Give me a situation and a generic approach, and I’ll make them fit. Which really means I have these three stats:

  • d10 Be a successful-but-one-note character
  • d8 Show a but more color to your character, at a penalty
  • d6 Like I’m going to use this stat

This sparked a post from Dan Maruschak about emotional versus rational decision-making in RPG play, in which Maruschak considers the psychological aspects of the issue:

When one choice is obviously mechanically better then the rational part of the player’s brain will feel obligated to pick the most mechanically advantageous option, even if the emotional part of the brain thinks its an unsatisfying one.
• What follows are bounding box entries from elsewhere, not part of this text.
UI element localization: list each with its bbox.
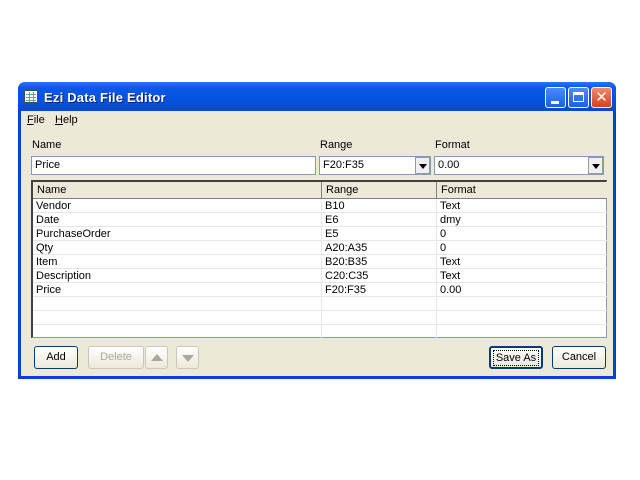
cell-name[interactable] [33, 311, 322, 325]
menu-help-mnemonic: H [55, 114, 63, 126]
column-header-range[interactable]: Range [322, 182, 437, 199]
cell-format[interactable]: 0.00 [437, 283, 607, 297]
cell-format[interactable]: 0 [437, 227, 607, 241]
menu-bar: File Help [21, 111, 613, 131]
table-row[interactable]: Date E6 dmy [33, 213, 607, 227]
cell-name[interactable]: Vendor [33, 199, 322, 213]
cell-range[interactable]: C20:C35 [322, 269, 437, 283]
cell-name[interactable]: Qty [33, 241, 322, 255]
delete-button[interactable]: Delete [88, 346, 144, 369]
cell-range[interactable] [322, 297, 437, 311]
cell-name[interactable]: Item [33, 255, 322, 269]
cell-range[interactable]: A20:A35 [322, 241, 437, 255]
cell-name[interactable]: Description [33, 269, 322, 283]
table-row[interactable]: Price F20:F35 0.00 [33, 283, 607, 297]
cell-range[interactable] [322, 311, 437, 325]
format-select[interactable]: 0.00 [434, 156, 604, 175]
cell-name[interactable] [33, 297, 322, 311]
window-title: Ezi Data File Editor [44, 90, 166, 105]
cell-name[interactable]: Price [33, 283, 322, 297]
format-select-value: 0.00 [438, 159, 460, 171]
table-row[interactable]: PurchaseOrder E5 0 [33, 227, 607, 241]
table-header: Name Range Format [33, 182, 607, 199]
column-header-format[interactable]: Format [437, 182, 607, 199]
fields-table[interactable]: Name Range Format Vendor B10 Text Date E… [31, 180, 607, 339]
cell-format[interactable]: dmy [437, 213, 607, 227]
cell-range[interactable]: F20:F35 [322, 283, 437, 297]
menu-file-label: ile [33, 114, 45, 126]
cell-range[interactable]: E6 [322, 213, 437, 227]
column-header-name[interactable]: Name [33, 182, 322, 199]
name-label: Name [32, 139, 62, 151]
cell-range[interactable]: E5 [322, 227, 437, 241]
chevron-down-icon[interactable] [415, 157, 430, 174]
cell-range[interactable]: B10 [322, 199, 437, 213]
chevron-down-icon[interactable] [588, 157, 603, 174]
table-row[interactable]: Vendor B10 Text [33, 199, 607, 213]
dialog-body: File Help Name Range Format Price F20:F3… [21, 111, 613, 376]
range-label: Range [320, 139, 353, 151]
cell-range[interactable]: B20:B35 [322, 255, 437, 269]
minimize-button[interactable] [545, 87, 566, 108]
cell-name[interactable] [33, 325, 322, 339]
maximize-button[interactable] [568, 87, 589, 108]
close-button[interactable]: ✕ [591, 87, 612, 108]
range-select[interactable]: F20:F35 [319, 156, 431, 175]
move-up-icon [151, 354, 163, 361]
cell-format[interactable] [437, 297, 607, 311]
table-row[interactable]: Qty A20:A35 0 [33, 241, 607, 255]
title-bar[interactable]: Ezi Data File Editor ✕ [18, 82, 616, 111]
cancel-button[interactable]: Cancel [552, 346, 606, 369]
name-input[interactable]: Price [31, 156, 316, 175]
menu-help-label: elp [62, 114, 78, 126]
move-down-button[interactable] [176, 346, 199, 369]
save-as-label: Save As [492, 350, 540, 366]
table-row[interactable] [33, 311, 607, 325]
cell-format[interactable]: Text [437, 269, 607, 283]
cell-format[interactable]: Text [437, 199, 607, 213]
menu-help[interactable]: Help [55, 114, 78, 126]
menu-file[interactable]: File [27, 114, 45, 126]
range-select-value: F20:F35 [323, 159, 364, 171]
format-label: Format [435, 139, 470, 151]
cell-name[interactable]: PurchaseOrder [33, 227, 322, 241]
table-row[interactable] [33, 325, 607, 339]
table-row[interactable]: Item B20:B35 Text [33, 255, 607, 269]
cell-name[interactable]: Date [33, 213, 322, 227]
cell-format[interactable] [437, 311, 607, 325]
cell-format[interactable] [437, 325, 607, 339]
close-icon: ✕ [595, 89, 608, 106]
save-as-button[interactable]: Save As [489, 346, 543, 369]
move-down-icon [182, 355, 194, 362]
add-button[interactable]: Add [34, 346, 78, 369]
table-row[interactable]: Description C20:C35 Text [33, 269, 607, 283]
app-grid-icon [24, 90, 38, 103]
app-window: Ezi Data File Editor ✕ File Help Name Ra… [18, 82, 616, 379]
menu-file-mnemonic: F [27, 114, 34, 126]
table-row[interactable] [33, 297, 607, 311]
cell-format[interactable]: 0 [437, 241, 607, 255]
move-up-button[interactable] [145, 346, 168, 369]
cell-format[interactable]: Text [437, 255, 607, 269]
cell-range[interactable] [322, 325, 437, 339]
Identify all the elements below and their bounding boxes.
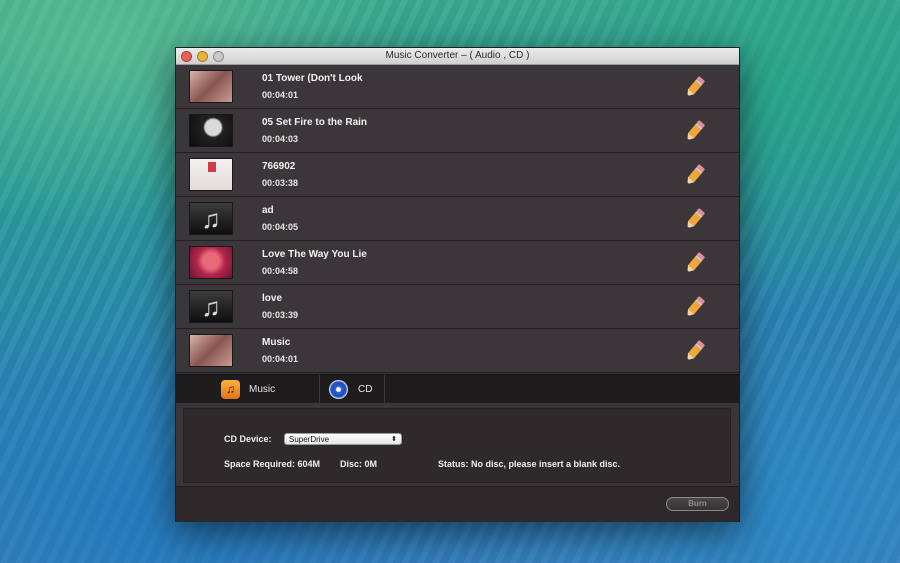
space-required-text: Space Required: 604M: [224, 459, 321, 469]
footer-bar: Burn: [176, 486, 739, 522]
track-row[interactable]: 01 Tower (Don't Look 00:04:01: [176, 65, 739, 109]
track-row[interactable]: ♫ love 00:03:39: [176, 285, 739, 329]
pencil-edit-icon[interactable]: [682, 294, 708, 320]
minimize-button[interactable]: [197, 51, 208, 62]
close-button[interactable]: [181, 51, 192, 62]
status-text: Status: No disc, please insert a blank d…: [438, 459, 621, 469]
window-title: Music Converter – ( Audio , CD ): [385, 50, 530, 61]
album-art: [189, 158, 233, 191]
tab-music-label: Music: [249, 383, 276, 395]
track-duration: 00:04:58: [262, 266, 299, 276]
track-row[interactable]: 766902 00:03:38: [176, 153, 739, 197]
track-duration: 00:04:01: [262, 354, 299, 364]
track-title: Love The Way You Lie: [262, 249, 367, 260]
track-title: 01 Tower (Don't Look: [262, 73, 363, 84]
music-app-icon: ♫: [221, 379, 240, 399]
track-duration: 00:04:05: [262, 222, 299, 232]
track-row[interactable]: Love The Way You Lie 00:04:58: [176, 241, 739, 285]
track-title: 766902: [262, 161, 296, 172]
track-duration: 00:03:39: [262, 310, 299, 320]
track-title: 05 Set Fire to the Rain: [262, 117, 368, 128]
music-note-icon: ♫: [189, 202, 233, 235]
music-converter-window: Music Converter – ( Audio , CD ) 01 Towe…: [175, 47, 740, 522]
tab-music[interactable]: ♫ Music: [221, 375, 275, 403]
track-duration: 00:03:38: [262, 178, 299, 188]
pencil-edit-icon[interactable]: [682, 162, 708, 188]
track-duration: 00:04:01: [262, 90, 299, 100]
track-title: ad: [262, 205, 274, 216]
tab-bar: ♫ Music CD: [176, 374, 739, 404]
cd-device-value: SuperDrive: [289, 435, 330, 444]
tab-cd-label: CD: [358, 383, 373, 395]
music-note-icon: ♫: [189, 290, 233, 323]
album-art: [189, 70, 233, 103]
album-art: [189, 334, 233, 367]
track-row[interactable]: Music 00:04:01: [176, 329, 739, 373]
cd-device-label: CD Device:: [224, 434, 272, 444]
cd-panel: CD Device: SuperDrive ⬍ Space Required: …: [176, 403, 739, 486]
window-controls: [181, 51, 224, 62]
track-row[interactable]: 05 Set Fire to the Rain 00:04:03: [176, 109, 739, 153]
tab-cd[interactable]: CD: [319, 375, 385, 403]
zoom-button[interactable]: [213, 51, 224, 62]
cd-icon: [329, 379, 348, 399]
track-row[interactable]: ♫ ad 00:04:05: [176, 197, 739, 241]
album-art: [189, 114, 233, 147]
title-bar[interactable]: Music Converter – ( Audio , CD ): [176, 48, 739, 65]
select-arrows-icon: ⬍: [391, 436, 397, 443]
track-list: 01 Tower (Don't Look 00:04:01 05 Set Fir…: [176, 65, 739, 374]
track-duration: 00:04:03: [262, 134, 299, 144]
pencil-edit-icon[interactable]: [682, 250, 708, 276]
track-title: Music: [262, 337, 291, 348]
cd-device-select[interactable]: SuperDrive ⬍: [284, 433, 402, 445]
cd-settings-box: CD Device: SuperDrive ⬍ Space Required: …: [183, 408, 731, 483]
disc-size-text: Disc: 0M: [340, 459, 378, 469]
pencil-edit-icon[interactable]: [682, 206, 708, 232]
pencil-edit-icon[interactable]: [682, 118, 708, 144]
album-art: [189, 246, 233, 279]
pencil-edit-icon[interactable]: [682, 74, 708, 100]
track-title: love: [262, 293, 283, 304]
burn-button[interactable]: Burn: [666, 497, 729, 511]
pencil-edit-icon[interactable]: [682, 338, 708, 364]
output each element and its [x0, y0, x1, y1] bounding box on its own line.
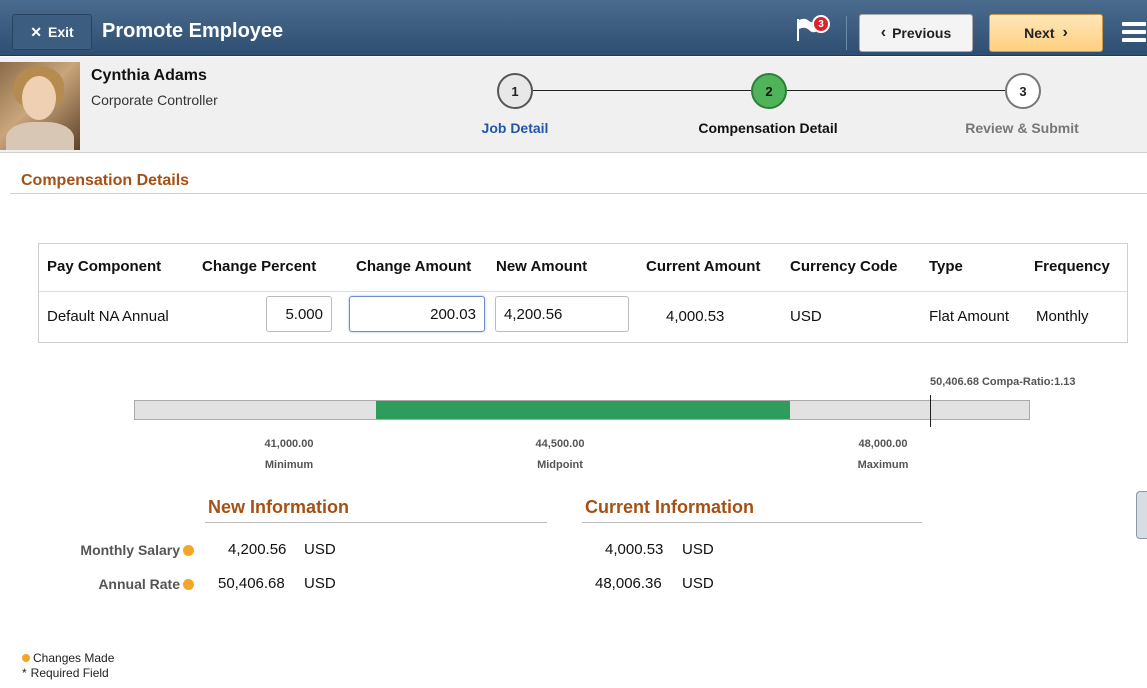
next-button[interactable]: Next ›	[989, 14, 1103, 52]
header-new-amount: New Amount	[496, 258, 588, 275]
page-header: ✕ Exit Promote Employee 3 ‹ Previous Nex…	[0, 0, 1147, 56]
type-cell: Flat Amount	[929, 308, 1010, 325]
table-header-divider	[39, 291, 1127, 292]
section-title: Compensation Details	[21, 172, 190, 189]
side-panel-toggle[interactable]	[1136, 491, 1147, 539]
change-amount-input[interactable]: 200.03	[349, 296, 485, 332]
current-information-heading: Current Information	[585, 497, 754, 517]
notifications-button[interactable]: 3	[795, 15, 835, 47]
range-midpoint-value: 44,500.00	[535, 438, 585, 450]
annual-rate-current-amount: 48,006.36	[595, 575, 662, 592]
new-information-heading: New Information	[208, 497, 350, 517]
header-pay-component: Pay Component	[47, 258, 162, 275]
monthly-salary-label: Monthly Salary	[80, 542, 180, 558]
step-1-circle[interactable]: 1	[497, 73, 533, 109]
previous-label: Previous	[892, 25, 952, 41]
section-divider	[10, 193, 1147, 194]
range-minimum-label: Minimum	[264, 459, 314, 471]
step-3-circle[interactable]: 3	[1005, 73, 1041, 109]
current-salary-marker	[930, 395, 931, 427]
currency-code-cell: USD	[790, 308, 822, 325]
range-maximum-value: 48,000.00	[858, 438, 908, 450]
exit-label: Exit	[48, 24, 74, 40]
step-3-label[interactable]: Review & Submit	[965, 120, 1079, 136]
header-change-amount: Change Amount	[356, 258, 472, 275]
compensation-table: Pay Component Change Percent Change Amou…	[38, 243, 1128, 343]
step-connector-2	[787, 90, 1005, 91]
header-change-percent: Change Percent	[202, 258, 317, 275]
close-x-icon: ✕	[30, 23, 43, 40]
previous-button[interactable]: ‹ Previous	[859, 14, 973, 52]
orange-dot-icon	[183, 579, 194, 590]
employee-banner: Cynthia Adams Corporate Controller	[0, 57, 1147, 153]
current-amount-cell: 4,000.53	[666, 308, 725, 325]
monthly-salary-current-amount: 4,000.53	[605, 541, 664, 558]
header-frequency: Frequency	[1034, 258, 1110, 275]
annual-rate-new-amount: 50,406.68	[218, 575, 285, 592]
monthly-salary-new-amount: 4,200.56	[228, 541, 287, 558]
range-midpoint-label: Midpoint	[537, 459, 583, 471]
pay-component-cell: Default NA Annual	[47, 308, 169, 325]
salary-range-bar	[134, 395, 1030, 427]
orange-dot-icon	[183, 545, 194, 556]
step-1-label[interactable]: Job Detail	[482, 120, 549, 136]
legend-required-field: * Required Field	[22, 666, 109, 680]
step-connector-1	[533, 90, 751, 91]
salary-range-fill	[376, 401, 790, 419]
next-label: Next	[1024, 25, 1055, 41]
range-minimum-value: 41,000.00	[264, 438, 314, 450]
header-current-amount: Current Amount	[646, 258, 761, 275]
page-title: Promote Employee	[102, 20, 284, 42]
range-maximum-label: Maximum	[857, 459, 909, 471]
frequency-cell: Monthly	[1036, 308, 1089, 325]
current-information-rule	[582, 522, 922, 523]
annual-rate-current-currency: USD	[682, 575, 714, 592]
required-field-text: Required Field	[30, 666, 109, 680]
employee-job-title: Corporate Controller	[91, 92, 218, 108]
monthly-salary-new-currency: USD	[304, 541, 336, 558]
compa-ratio-label: 50,406.68 Compa-Ratio:1.13	[930, 376, 1076, 388]
employee-photo	[0, 62, 80, 150]
header-type: Type	[929, 258, 963, 275]
changes-made-text: Changes Made	[33, 651, 115, 665]
annual-rate-new-currency: USD	[304, 575, 336, 592]
header-divider	[846, 16, 847, 50]
orange-dot-icon	[22, 654, 30, 662]
chevron-right-icon: ›	[1062, 24, 1068, 41]
chevron-left-icon: ‹	[880, 24, 887, 41]
change-percent-input[interactable]: 5.000	[266, 296, 332, 332]
monthly-salary-current-currency: USD	[682, 541, 714, 558]
header-currency-code: Currency Code	[790, 258, 898, 275]
employee-name: Cynthia Adams	[91, 67, 207, 84]
exit-button[interactable]: ✕ Exit	[12, 14, 92, 50]
legend-changes-made: Changes Made	[22, 651, 114, 665]
new-information-rule	[205, 522, 547, 523]
step-2-circle[interactable]: 2	[751, 73, 787, 109]
step-2-label: Compensation Detail	[698, 120, 838, 136]
new-amount-input[interactable]: 4,200.56	[495, 296, 629, 332]
required-marker: *	[22, 666, 27, 680]
notification-count-badge: 3	[812, 15, 830, 33]
annual-rate-label: Annual Rate	[98, 576, 180, 592]
hamburger-menu-icon[interactable]	[1122, 22, 1146, 44]
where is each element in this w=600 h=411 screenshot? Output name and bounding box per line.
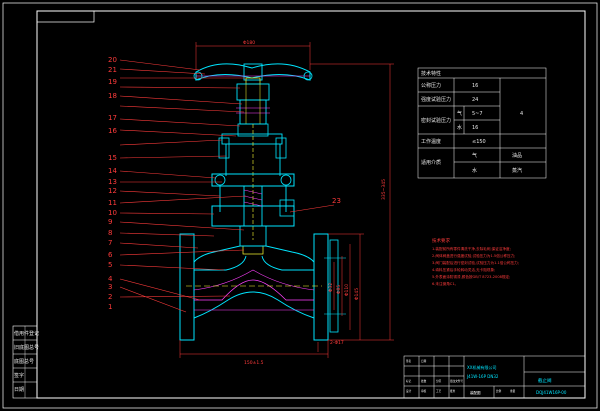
left-signature-strip: 借用件登记 旧底图总号 底图总号 签字 日期: [12, 325, 39, 399]
cad-drawing-canvas: 借用件登记 旧底图总号 底图总号 签字 日期 20 21 19 18 17 16…: [2, 2, 598, 409]
title-cell: 处数: [421, 379, 427, 383]
part-label: 21: [108, 66, 117, 74]
valve-assembly-drawing: [119, 42, 394, 358]
dim-flange-bc: Φ110: [344, 284, 350, 296]
tech-req-line: 4.填料压紧后手轮转动灵活,无卡阻现象;: [432, 267, 495, 272]
part-label: 9: [108, 218, 112, 226]
tech-req-title: 技术要求: [432, 237, 450, 244]
title-cell: 更改文件号: [450, 379, 463, 383]
dimension-texts: Φ180 150±1.5 335~345 Φ145 Φ110 Φ85 Φ32 2…: [243, 40, 387, 366]
left-strip-cell: 底图总号: [14, 358, 34, 365]
spec-row-value: 气: [472, 152, 477, 159]
dim-right-height: 335~345: [381, 179, 387, 200]
dim-flange-od: Φ145: [354, 288, 360, 300]
dim-bottom-note: 2-Φ17: [330, 340, 344, 346]
left-strip-cell: 签字: [14, 372, 24, 379]
tech-req-line: 1.装配前所有零件清洗干净,去除毛刺,保证洁净度;: [432, 246, 511, 251]
dim-bottom-width: 150±1.5: [244, 360, 264, 366]
part-label: 4: [108, 275, 113, 283]
title-sheet: 装配图: [470, 390, 481, 395]
part-label: 2: [108, 293, 112, 301]
part-label: 20: [108, 56, 117, 64]
spec-row-value: 水: [472, 167, 477, 174]
tech-req-line: 6.未注倒角C1。: [432, 281, 458, 286]
spec-row-value: 24: [472, 97, 478, 103]
part-label: 14: [108, 167, 117, 175]
left-strip-cell: 日期: [14, 387, 24, 393]
spec-row-value: 16: [472, 125, 478, 131]
tech-requirements: 技术要求 1.装配前所有零件清洗干净,去除毛刺,保证洁净度; 2.阀体阀盖进行强…: [432, 237, 519, 286]
title-cell: 批准: [450, 389, 456, 393]
title-block-text: XX机械有限公司 J41W-16P DN32 截止阀 DQJ41W16P-00 …: [406, 359, 567, 395]
tech-req-line: 2.阀体阀盖进行强度试验,试验压力为1.5倍公称压力;: [432, 253, 515, 258]
tech-req-line: 3.阀门装配后进行密封试验,试验压力为1.1倍公称压力;: [432, 260, 519, 265]
spec-row-label: 适用介质: [421, 159, 441, 166]
title-cell: 日期: [421, 359, 427, 363]
title-drawing-name: 截止阀: [538, 377, 552, 384]
title-drawing-no: J41W-16P DN32: [466, 374, 499, 379]
spec-row-label: 强度试验压力: [421, 96, 451, 103]
inner-frame: [36, 10, 586, 399]
spec-row-note: 油品: [512, 152, 522, 159]
spec-row-note: 4: [520, 111, 523, 117]
title-cell: 工艺: [436, 389, 442, 393]
spec-row-value: 16: [472, 83, 478, 89]
spec-table-text: 技术特性 公称压力 16 强度试验压力 24 密封试验压力 气 5~7 4 水 …: [421, 70, 523, 174]
spec-table-title: 技术特性: [421, 70, 441, 77]
frame-tag-box: [36, 10, 95, 23]
left-strip-cell: 借用件登记: [14, 330, 39, 337]
spec-row-value: 5~7: [472, 111, 483, 117]
dim-flange-id: Φ85: [336, 285, 342, 294]
left-strip-cell: 旧底图总号: [14, 344, 39, 351]
title-cell: 审核: [421, 389, 427, 393]
part-label: 17: [108, 114, 117, 122]
spec-row-value: ≤150: [472, 139, 486, 145]
title-cell: 签名: [406, 359, 412, 363]
bonnet-yoke-arms: [218, 123, 287, 240]
part-number-labels: 20 21 19 18 17 16 15 14 13 12 11 10 9 8 …: [108, 56, 341, 311]
outer-border: [2, 2, 598, 409]
handwheel: [193, 63, 313, 85]
part-label: 3: [108, 283, 112, 291]
part-label: 10: [108, 209, 117, 217]
part-label: 13: [108, 178, 117, 186]
spec-row-note: 蒸汽: [512, 167, 522, 174]
part-label: 5: [108, 261, 112, 269]
part-label: 11: [108, 199, 117, 207]
title-company: XX机械有限公司: [467, 364, 496, 370]
spec-row-sub: 水: [457, 124, 462, 131]
title-cell: 设计: [406, 389, 412, 393]
spec-row-label: 工作温度: [421, 138, 441, 145]
part-label: 18: [108, 92, 117, 100]
part-label: 19: [108, 78, 117, 86]
title-cell: 重量: [510, 389, 516, 393]
title-code: DQJ41W16P-00: [536, 390, 567, 395]
part-label: 8: [108, 229, 112, 237]
title-cell: 比例: [496, 389, 502, 393]
part-label: 1: [108, 303, 112, 311]
spec-row-label: 公称压力: [421, 82, 441, 89]
title-cell: 分区: [436, 379, 442, 383]
title-cell: 标记: [406, 379, 412, 383]
dim-flange-bore: Φ32: [328, 283, 334, 292]
side-part-label: 23: [332, 197, 341, 205]
tech-req-line: 5.外表面涂防锈漆,颜色按GB/T 8723-2008规定;: [432, 274, 510, 279]
part-label: 12: [108, 187, 117, 195]
part-label: 15: [108, 154, 117, 162]
spec-row-label: 密封试验压力: [421, 117, 451, 124]
part-label: 6: [108, 251, 113, 259]
valve-body: [179, 233, 329, 341]
flange-section: [324, 239, 346, 333]
dim-top-width: Φ180: [243, 40, 255, 46]
spec-row-sub: 气: [457, 110, 462, 117]
part-label: 7: [108, 239, 112, 247]
part-label: 16: [108, 127, 117, 135]
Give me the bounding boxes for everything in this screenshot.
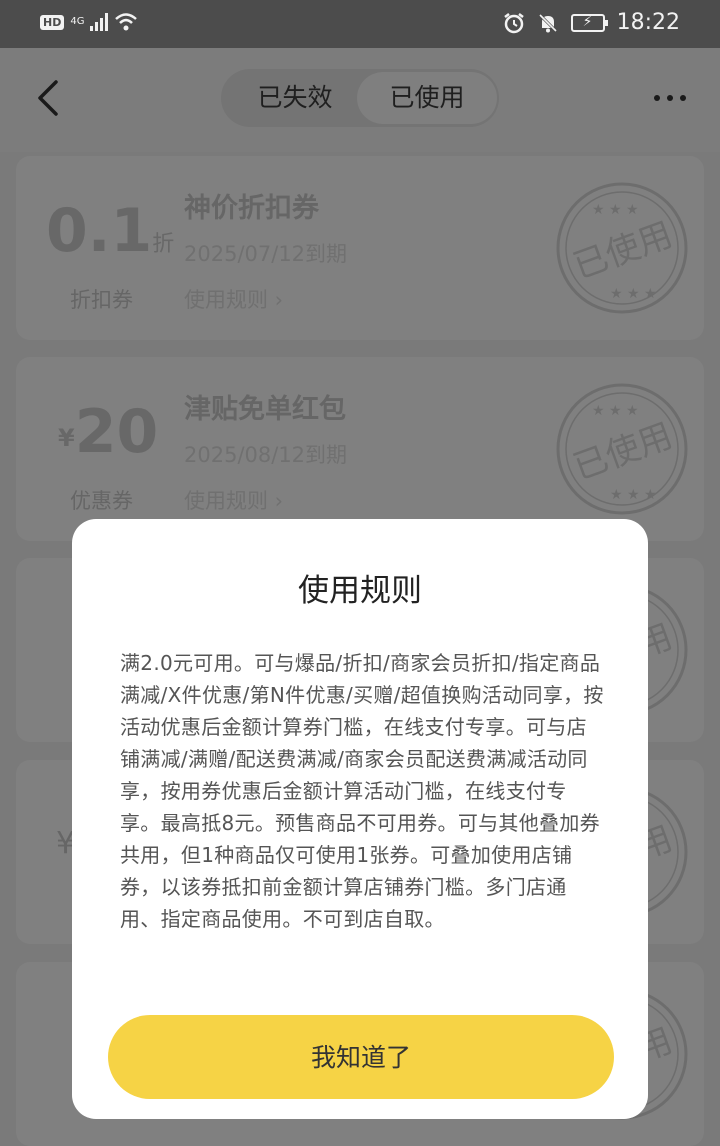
network-type: 4G <box>70 16 85 27</box>
tab-switcher: 已失效 已使用 <box>221 69 499 127</box>
mute-bell-icon <box>538 13 557 32</box>
coupon-kind: 折扣券 <box>70 288 133 312</box>
svg-text:★ ★ ★: ★ ★ ★ <box>592 403 639 419</box>
wifi-icon <box>115 13 138 31</box>
stamp-text: 已使用 <box>568 215 678 287</box>
coupon-title: 津贴免单红包 <box>184 394 346 425</box>
hd-badge: HD <box>40 14 65 30</box>
used-stamp-icon: 已使用 ★ ★ ★ ★ ★ ★ <box>556 182 688 314</box>
got-it-button[interactable]: 我知道了 <box>108 1015 614 1099</box>
alarm-icon <box>503 12 524 33</box>
used-stamp-icon: 已使用 ★ ★ ★ ★ ★ ★ <box>556 383 688 515</box>
svg-text:★ ★ ★: ★ ★ ★ <box>610 487 657 503</box>
coupon-title: 神价折扣券 <box>184 193 319 224</box>
stamp-text: 已使用 <box>568 416 678 488</box>
nav-bar: 已失效 已使用 <box>0 48 720 152</box>
status-left: HD 4G <box>40 12 138 32</box>
coupon-rule-link[interactable]: 使用规则 › <box>184 284 283 314</box>
modal-body: 满2.0元可用。可与爆品/折扣/商家会员折扣/指定商品满减/X件优惠/第N件优惠… <box>120 651 604 931</box>
svg-text:★ ★ ★: ★ ★ ★ <box>592 202 639 218</box>
signal-icon <box>90 13 109 31</box>
coupon-amount: ¥20 <box>58 397 159 467</box>
coupon-card[interactable]: 0.1折 折扣券 神价折扣券 2025/07/12到期 使用规则 › 已使用 ★… <box>16 156 704 340</box>
coupon-rule-link[interactable]: 使用规则 › <box>184 485 283 515</box>
modal-title: 使用规则 <box>298 573 422 609</box>
more-dots-icon[interactable] <box>652 92 688 104</box>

In my opinion, this kind of breakdown usually manifests as either one-note characters (if the player follows the obligation) or a reduced emotional connection to the game (since the the player is using emotional energy to deny the obligation and play the character “right”).

This is especially provocative to me, lately, because I’ve been playtesting a couple of games with widely applicable abilities—abilities that apply to certain plays based almost wholly on their fictional boundaries—and I’ve been considering the differences between pushing and pulling a player towards certain kinds of plays. It’s sometimes the difference between being enticing and being demanding, between procedure and provocation. Do you force a player-character to swing swords against shields first, or is that a strategy you make attractive through the interactions of abilities? Do you make attacks against armor or ennui mechanically identical but fictionally distinct? Is your audience invested enough in the fiction to make emotional decisions despite the rational consequences?

Can Forceful ever be as quick as Quick? What makes use-whenever stats equal versus making them identical? How much overlap can stats have in their Venn diagrams before they’re functionally interchangeable? I personally like stats to have a little overlap, to allow for creative play and multiple approaches to the same solution, but games with rigidly demarcated abilities are often tighter play experiences.

Want to fire a bow? That’s Dexterity. Want to swing a sword? That’s Strength. Without a feat, never shall they overlap. (In D&D, the overlap between Skills and other abilities is often up to the DM and often fluid.)

Want to Manipulate someone? That’s roll+hot. Manipulate someone with a show of force? To roll+hard and get a promise from someone might be a custom move—a bit of temporary overlap before the abilities snap back to their default positions. (In Apocalypse World, moves are practically mapped to hotkeys, though custom moves let you hotwire the whole thing.)

Anyway. I’m just thinking out loud right now.